As Steven Covey said in “The Seven Habits of Highly Successful People,” “Begin with the end in mind!”
Q. What is the end for a Broadway Musical Play?
A. People on stage singing, and musicians reading written parts in the orchestra pit.
The Musical Development Process
Start with recordings and/or lead sheets of your songs. Your song will have melody, lyric, and (hopefully) a bass line or chords. Get it into Finale or Sibelius. If you’re not familiar or comfortable with music notation software, then you need to hire an arranger to do it for you at this stage.
Ask if the arranger has done large scores, and whether they can produce tracks from scores. Both of these skill sets will be necessary at some point in your development process. If your arranger has prior experience as a music copyist and/or performer in Broadway pits, so much the better!

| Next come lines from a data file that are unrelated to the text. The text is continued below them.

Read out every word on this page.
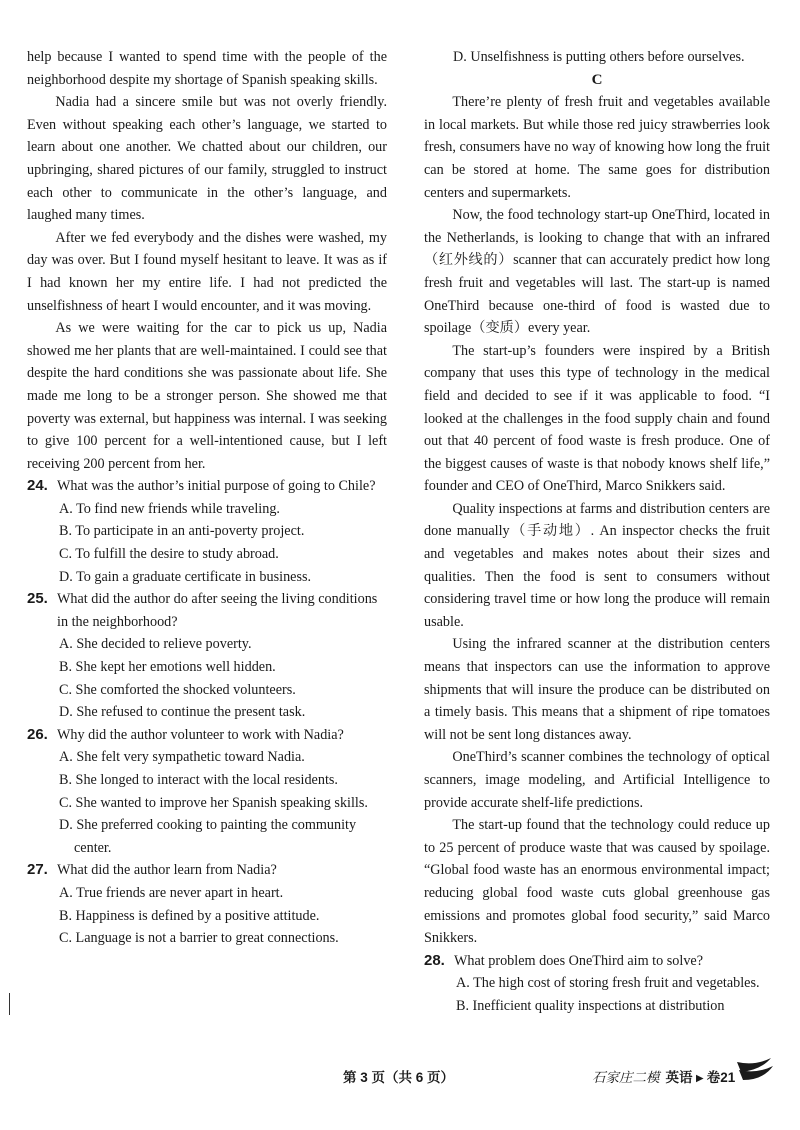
help because I wanted to spend time with the people of the neighborhood despite my shortage of Spanish speaking skills.

Nadia had a sincere smile but was not overly friendly. Even without speaking each other’s language, we started to learn about one another. We chatted about our children, our upbringing, shared pictures of our family, struggled to instruct each other to communicate in the other’s language, and laughed many times.

After we fed everybody and the dishes were washed, my day was over. But I found myself hesitant to leave. It was as if I had known her my entire life. I had not predicted the unselfishness of heart I would encounter, and it was moving.

As we were waiting for the car to pick us up, Nadia showed me her plants that are well-maintained. I could see that despite the hard conditions she was passionate about life. She made me long to be a stronger person. She showed me that poverty was external, but happiness was internal. I was seeking to give 100 percent for a well-intentioned cause, but I left receiving 200 percent from her.

24. What was the author’s initial purpose of going to Chile?

A. To find new friends while traveling.

B. To participate in an anti-poverty project.

C. To fulfill the desire to study abroad.

D. To gain a graduate certificate in business.

25. What did the author do after seeing the living conditions in the neighborhood?

A. She decided to relieve poverty.

B. She kept her emotions well hidden.

C. She comforted the shocked volunteers.

D. She refused to continue the present task.

26. Why did the author volunteer to work with Nadia?

A. She felt very sympathetic toward Nadia.

B. She longed to interact with the local residents.

C. She wanted to improve her Spanish speaking skills.

D. She preferred cooking to painting the community center.

27. What did the author learn from Nadia?

A. True friends are never apart in heart.

B. Happiness is defined by a positive attitude.

C. Language is not a barrier to great connections.

D. Unselfishness is putting others before ourselves.

C

There’re plenty of fresh fruit and vegetables available in local markets. But while those red juicy strawberries look fresh, consumers have no way of knowing how long the fruit can be stored at home. The same goes for distribution centers and supermarkets.

Now, the food technology start-up OneThird, located in the Netherlands, is looking to change that with an infrared（红外线的）scanner that can accurately predict how long fresh fruit and vegetables will last. The start-up is named OneThird because one-third of food is wasted due to spoilage（变质）every year.

The start-up’s founders were inspired by a British company that uses this type of technology in the medical field and decided to see if it was applicable to food. “I looked at the challenges in the food supply chain and found out that 40 percent of food waste is fresh produce. One of the biggest causes of waste is that nobody knows shelf life,” founder and CEO of OneThird, Marco Snikkers said.

Quality inspections at farms and distribution centers are done manually（手动地）. An inspector checks the fruit and vegetables and makes notes about their sizes and qualities. Then the food is sent to consumers without considering travel time or how long the produce will remain usable.

Using the infrared scanner at the distribution centers means that inspectors can use the information to approve shipments that will insure the produce can be distributed on a timely basis. This means that a shipment of ripe tomatoes will not be sent long distances away.

OneThird’s scanner combines the technology of optical scanners, image modeling, and Artificial Intelligence to provide accurate shelf-life predictions.

The start-up found that the technology could reduce up to 25 percent of produce waste that was caused by spoilage. “Global food waste has an enormous environmental impact; reducing global food waste cuts global greenhouse gas emissions and promotes global food security,” said Marco Snikkers.

28. What problem does OneThird aim to solve?

A. The high cost of storing fresh fruit and vegetables.

B. Inefficient quality inspections at distribution

第 3 页（共 6 页）	石家庄二模 英语 ▸ 卷21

Musical Scores are Flexible and Expandable
Once in Finale, the score can be expanded and orchestrated. Parts can be printed from Finale as soon as the initial arrangement is complete. Begin with a piano score, with a bass line in the left hand, and a vocal line with lyric – those elements will enable you to rehearse and workshop the material. To make a demo of (some of) the songs, other instruments can be added to the score to represent the sound to potential investors. Fuller orchestrations can always be added later to these same scores as needed to meet house minimums (which are encountered in Union theaters such as those on Broadway.)

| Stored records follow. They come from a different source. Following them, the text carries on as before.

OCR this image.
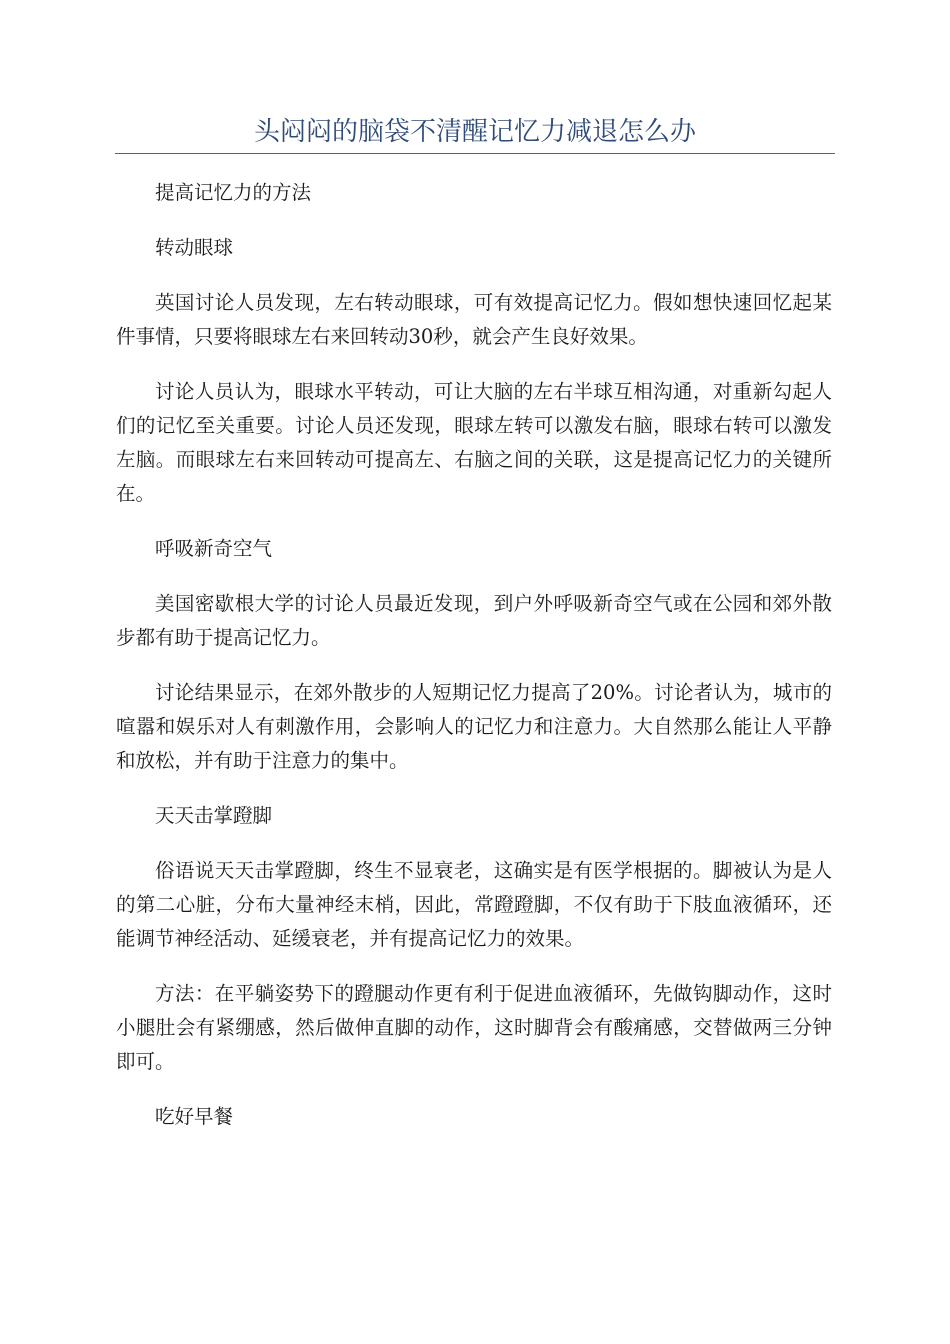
头闷闷的脑袋不清醒记忆力减退怎么办

提高记忆力的方法

转动眼球

英国讨论人员发现，左右转动眼球，可有效提高记忆力。假如想快速回忆起某件事情，只要将眼球左右来回转动30秒，就会产生良好效果。

讨论人员认为，眼球水平转动，可让大脑的左右半球互相沟通，对重新勾起人们的记忆至关重要。讨论人员还发现，眼球左转可以激发右脑，眼球右转可以激发左脑。而眼球左右来回转动可提高左、右脑之间的关联，这是提高记忆力的关键所在。

呼吸新奇空气

美国密歇根大学的讨论人员最近发现，到户外呼吸新奇空气或在公园和郊外散步都有助于提高记忆力。

讨论结果显示，在郊外散步的人短期记忆力提高了20%。讨论者认为，城市的喧嚣和娱乐对人有刺激作用，会影响人的记忆力和注意力。大自然那么能让人平静和放松，并有助于注意力的集中。

天天击掌蹬脚

俗语说天天击掌蹬脚，终生不显衰老，这确实是有医学根据的。脚被认为是人的第二心脏，分布大量神经末梢，因此，常蹬蹬脚，不仅有助于下肢血液循环，还能调节神经活动、延缓衰老，并有提高记忆力的效果。

方法：在平躺姿势下的蹬腿动作更有利于促进血液循环，先做钩脚动作，这时小腿肚会有紧绷感，然后做伸直脚的动作，这时脚背会有酸痛感，交替做两三分钟即可。

吃好早餐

Record Without a Score? Don’t Do It!
We recently encountered an emergency call – a completed “show” (rather, a set of demos of songs from a possible show) was done almost entirely without notation, and the self-described “orchestrator” was refusing to output a score and parts. He played the parts by hand into sessions in a Digital Audio Workstation (DAW) (such as Logic, ProTools, or a multitude of other possible options). A person delivering work in this fashion, particularly for a musical, is not an “orchestrator” – he’s a track producer, who’s effectively driven the project a hundred miles down the wrong road. Although the work may sound beautiful, the result is not deliverable for the end product – which is a live musical performance – without substantial additional investment in transcriptions. If the project had begun in Finale (or Sibelius), all the work of musical preparation and transcription would have already been done.
Midi Can Be a Mess
If you’ve already have your tracks produced in a DAW without notation, please be aware – it’s often easier to transcribe a piece completely by ear rather than editing imported midi. The importation quality depends on whether the entry was quantized (although re-quantization is possible in Finale after import). Even under ideal circumstances – perfect midi import – extensive editing is still required to get the score into professionally acceptable format with legible parts and proper markings for all musicians. Producers creating parts in a DAW often fail to consider human playability. We’ve seen multiple DAW recorded midi passes merged into a single track resulting in parts that would require a six-handed pianist, which need to be unscrambled on transcription (image above).
When the project is done in notation first, and throughout, midi from notation can be exported into a DAW for production. Current versions of Finale (and Sibelius) generate acceptable audio for demo underscore over which vocals can be recorded. Finale can even be “rewired” into a DAW, playing back in the recording session, so vocals can be recorded over the score. This process gives you your demo AND your score.
Make Your Demo from your Score!
Use your score to make your demo, rather than the inverse! You’ll have both for the same money, rather than paying twice for the same work!